Gmail attachment checker
Despite my not-always-positive views of the Google, overall I do think they are a remarkable company. One of the great value assets is their ability to create really useful software applications.
Gmail, the popular google version of email on the web, aka: webmail, is one such application. In Gmail, when you write an email, and mention an attachment to your recipient, the webmail application checks the message to see if there is in fact a file attached. That way, you don’t accidentally send without the file you intended to attach.
Here’s an example of what it looks like, from inside a Gmail account:
Try it for yourself. Compose a new mail in your Gmail. Write “attach” or “attachment” or “attached” in an email that you send to any of your contacts (or to yourself if you don’t have anything to send anyone). Don’t attach any file. Hit Send. You’ll see the screen get darker and a window pops up and says:
- Did you mean to attach files?
- You wrote “attached file” in your message, but there are no files attached. Send anyway?

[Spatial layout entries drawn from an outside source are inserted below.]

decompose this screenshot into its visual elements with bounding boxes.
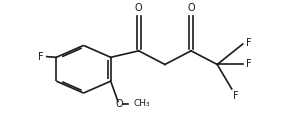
- Text: F: F: [246, 38, 252, 48]
- Text: O: O: [135, 3, 142, 13]
- Text: O: O: [116, 99, 123, 109]
- Text: F: F: [246, 59, 252, 69]
- Text: CH₃: CH₃: [133, 99, 150, 108]
- Text: O: O: [187, 3, 195, 13]
- Text: F: F: [38, 52, 43, 62]
- Text: F: F: [233, 91, 239, 101]
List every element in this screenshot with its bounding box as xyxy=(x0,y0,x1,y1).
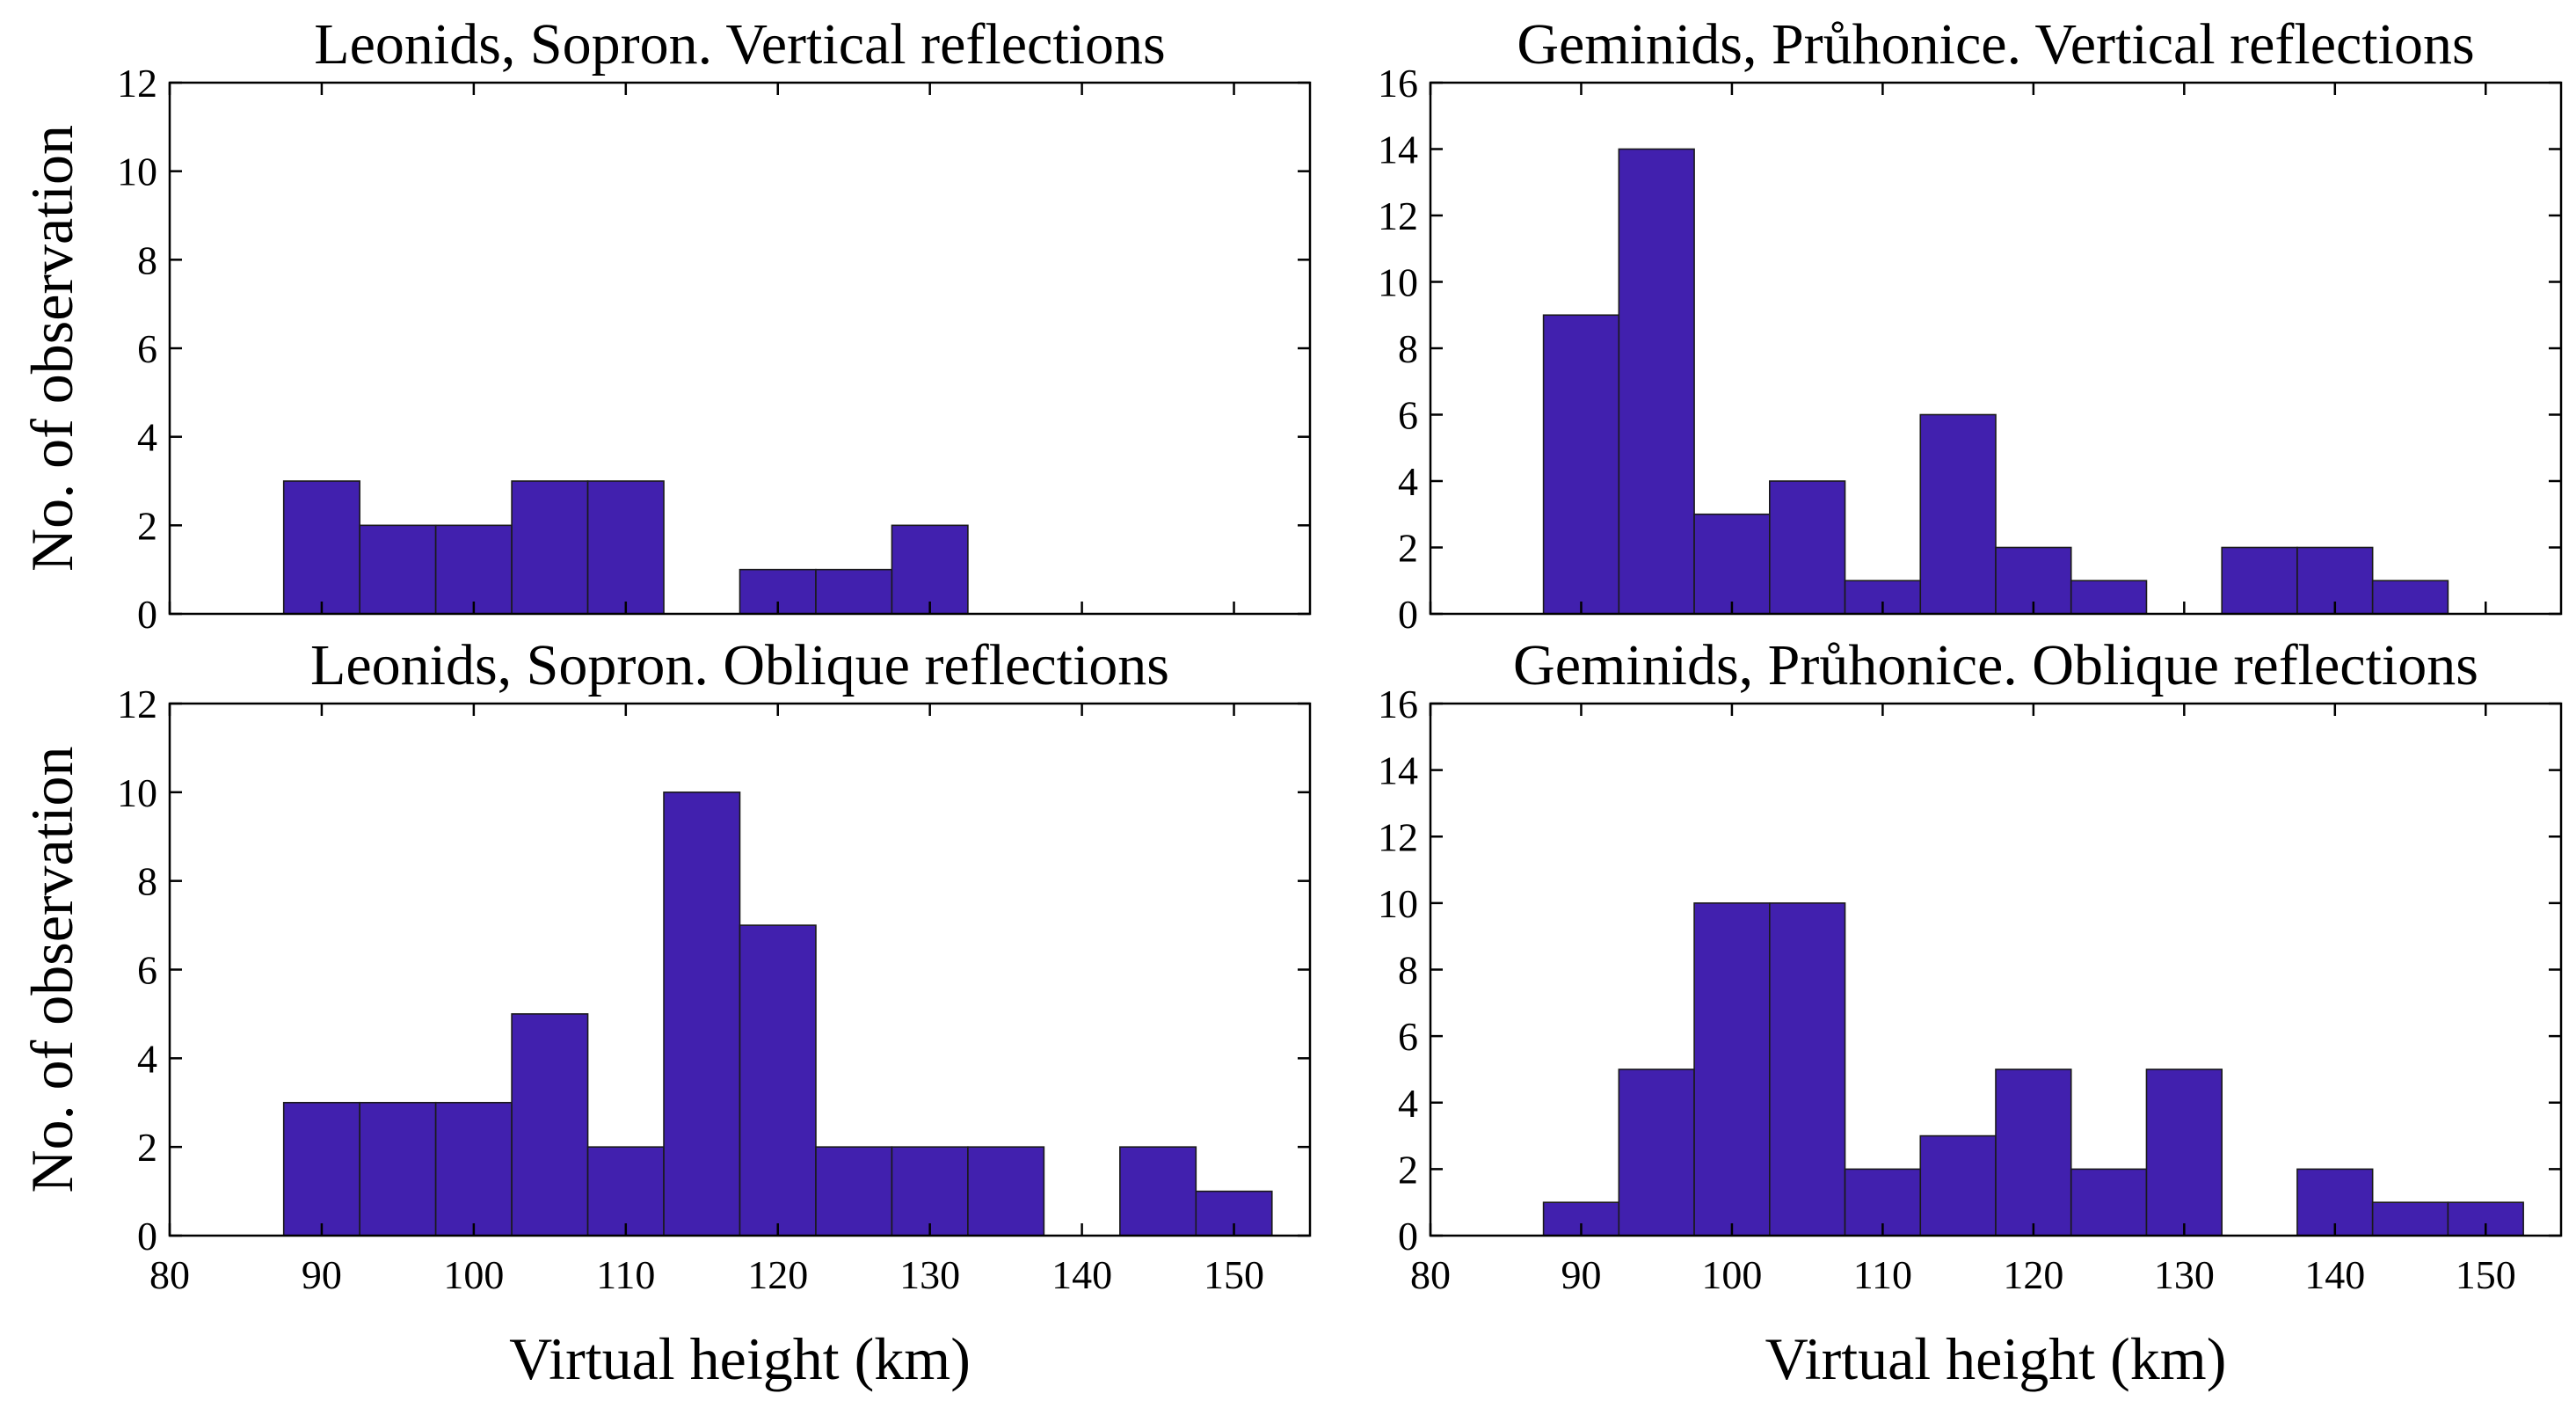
x-tick-label: 130 xyxy=(2154,1252,2215,1297)
bar-100 xyxy=(1693,513,1771,615)
y-axis-label: No. of observation xyxy=(18,125,85,572)
bar-100 xyxy=(434,1101,513,1237)
x-tick-label: 100 xyxy=(1701,1252,1762,1297)
x-axis-label: Virtual height (km) xyxy=(509,1325,971,1392)
y-axis-label: No. of observation xyxy=(18,746,85,1193)
y-tick-label: 12 xyxy=(1378,814,1418,859)
y-tick-label: 0 xyxy=(1398,1214,1418,1258)
bar-135 xyxy=(2221,546,2298,615)
y-tick-label: 4 xyxy=(137,415,157,460)
x-tick-label: 150 xyxy=(2456,1252,2516,1297)
y-tick-label: 0 xyxy=(137,592,157,637)
y-tick-label: 8 xyxy=(1398,948,1418,993)
y-tick-label: 4 xyxy=(137,1036,157,1081)
bar-95 xyxy=(359,1101,437,1237)
bar-90 xyxy=(282,480,360,615)
y-tick-label: 16 xyxy=(1378,682,1418,726)
x-tick-label: 120 xyxy=(747,1252,808,1297)
x-tick-label: 120 xyxy=(2003,1252,2063,1297)
bar-105 xyxy=(1769,480,1846,615)
x-axis-label: Virtual height (km) xyxy=(1765,1325,2227,1392)
bar-145 xyxy=(2371,1201,2449,1237)
bar-105 xyxy=(1769,902,1846,1237)
bar-125 xyxy=(815,1146,893,1237)
chart-geminids-oblique: 0 2 4 6 8 10 12 14 16 80 90 100 110 120 130 140 150 Gemin… xyxy=(1378,633,2563,1392)
y-tick-label: 2 xyxy=(1398,526,1418,571)
y-tick-label: 10 xyxy=(117,770,157,815)
bar-130 xyxy=(2145,1069,2223,1237)
bar-115 xyxy=(1919,413,1997,615)
y-tick-label: 6 xyxy=(1398,1014,1418,1059)
bar-145 xyxy=(1119,1146,1197,1237)
bar-100 xyxy=(1693,902,1771,1237)
y-tick-label: 6 xyxy=(137,948,157,993)
bar-110 xyxy=(586,480,665,615)
chart-leonids-oblique: 0 2 4 6 8 10 12 80 90 100 110 120 130 140 150 Leonids, … xyxy=(18,633,1312,1392)
y-tick-label: 4 xyxy=(1398,1081,1418,1126)
x-tick-label: 140 xyxy=(1052,1252,1112,1297)
x-tick-label: 80 xyxy=(1410,1252,1451,1297)
bar-130 xyxy=(891,1146,969,1237)
x-tick-label: 150 xyxy=(1204,1252,1264,1297)
chart-title: Leonids, Sopron. Oblique reflections xyxy=(310,633,1169,697)
bar-110 xyxy=(586,1146,665,1237)
chart-leonids-vertical: 0 2 4 6 8 10 12 Leonids, Sopron. Vertical refle… xyxy=(18,12,1312,637)
bar-90 xyxy=(282,1101,360,1237)
bar-130 xyxy=(891,524,969,615)
x-tick-label: 90 xyxy=(1561,1252,1601,1297)
y-tick-label: 10 xyxy=(117,150,157,194)
bar-100 xyxy=(434,524,513,615)
bar-115 xyxy=(663,792,741,1237)
y-tick-label: 4 xyxy=(1398,459,1418,504)
x-tick-label: 100 xyxy=(443,1252,504,1297)
y-tick-label: 8 xyxy=(1398,326,1418,371)
chart-geminids-vertical: 0 2 4 6 8 10 12 14 16 Geminids, Průhonice. Vertic… xyxy=(1378,12,2563,637)
x-tick-label: 140 xyxy=(2304,1252,2365,1297)
y-tick-label: 14 xyxy=(1378,748,1418,793)
y-tick-label: 6 xyxy=(137,326,157,371)
y-tick-label: 12 xyxy=(117,61,157,106)
y-tick-label: 10 xyxy=(1378,881,1418,926)
bar-125 xyxy=(815,568,893,615)
bar-90 xyxy=(1542,314,1620,615)
bar-105 xyxy=(511,1013,589,1237)
bar-125 xyxy=(2070,1168,2148,1237)
y-tick-label: 10 xyxy=(1378,260,1418,305)
y-tick-label: 2 xyxy=(137,503,157,548)
bar-115 xyxy=(1919,1134,1997,1237)
x-tick-label: 130 xyxy=(899,1252,960,1297)
y-tick-label: 6 xyxy=(1398,393,1418,438)
bar-95 xyxy=(1618,148,1695,615)
bar-135 xyxy=(967,1146,1045,1237)
chart-title: Geminids, Průhonice. Oblique reflections xyxy=(1513,633,2478,697)
bars xyxy=(1542,902,2524,1237)
chart-title: Leonids, Sopron. Vertical reflections xyxy=(314,12,1165,77)
y-tick-label: 2 xyxy=(137,1125,157,1170)
x-tick-label: 110 xyxy=(1853,1252,1912,1297)
bar-95 xyxy=(1618,1069,1695,1237)
bar-120 xyxy=(1995,1069,2072,1237)
y-tick-label: 16 xyxy=(1378,61,1418,106)
y-tick-label: 12 xyxy=(1378,193,1418,238)
bars xyxy=(282,480,969,615)
x-tick-label: 90 xyxy=(302,1252,342,1297)
bar-120 xyxy=(739,924,817,1237)
y-tick-label: 14 xyxy=(1378,128,1418,172)
y-tick-label: 2 xyxy=(1398,1147,1418,1192)
bar-145 xyxy=(2371,580,2449,615)
chart-title: Geminids, Průhonice. Vertical reflection… xyxy=(1517,12,2474,77)
x-tick-label: 80 xyxy=(149,1252,190,1297)
y-tick-label: 0 xyxy=(1398,592,1418,637)
x-tick-label: 110 xyxy=(596,1252,655,1297)
bars xyxy=(1542,148,2449,615)
bar-125 xyxy=(2070,580,2148,615)
bar-95 xyxy=(359,524,437,615)
y-tick-label: 0 xyxy=(137,1214,157,1258)
bars xyxy=(282,792,1273,1237)
y-tick-label: 8 xyxy=(137,859,157,904)
bar-105 xyxy=(511,480,589,615)
y-tick-label: 8 xyxy=(137,237,157,282)
y-tick-label: 12 xyxy=(117,682,157,726)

And then it offers you to “Cancel” – go back to the message to attach the file you want to include, or “Send Anyway” – without an attachment.
Now, it is a little silly to call the “go back to the message” button “Cancel”. Why not just label the button “Go back to message to add attachment(s)” ? or just “Attach” and make it go straight to the file attachment facility? I don’t know. I guess they have a reason for it, like, the software engineers don’t know how to communicate plain English so fluently now that Marissa Mayer has moved over to Yahoo! All the same, it is a brilliant and handy little feature, ensuring a higher quality experience when sending email from your Gmail account.
So there you have it. If you already use Gmail, I hope that you enjoy this useful built-in feature. And I publicly applaud Google for this great tiny evolution of webmail. I hope other email and webmail makers include a similar feature in their own applications, sooner rather than later.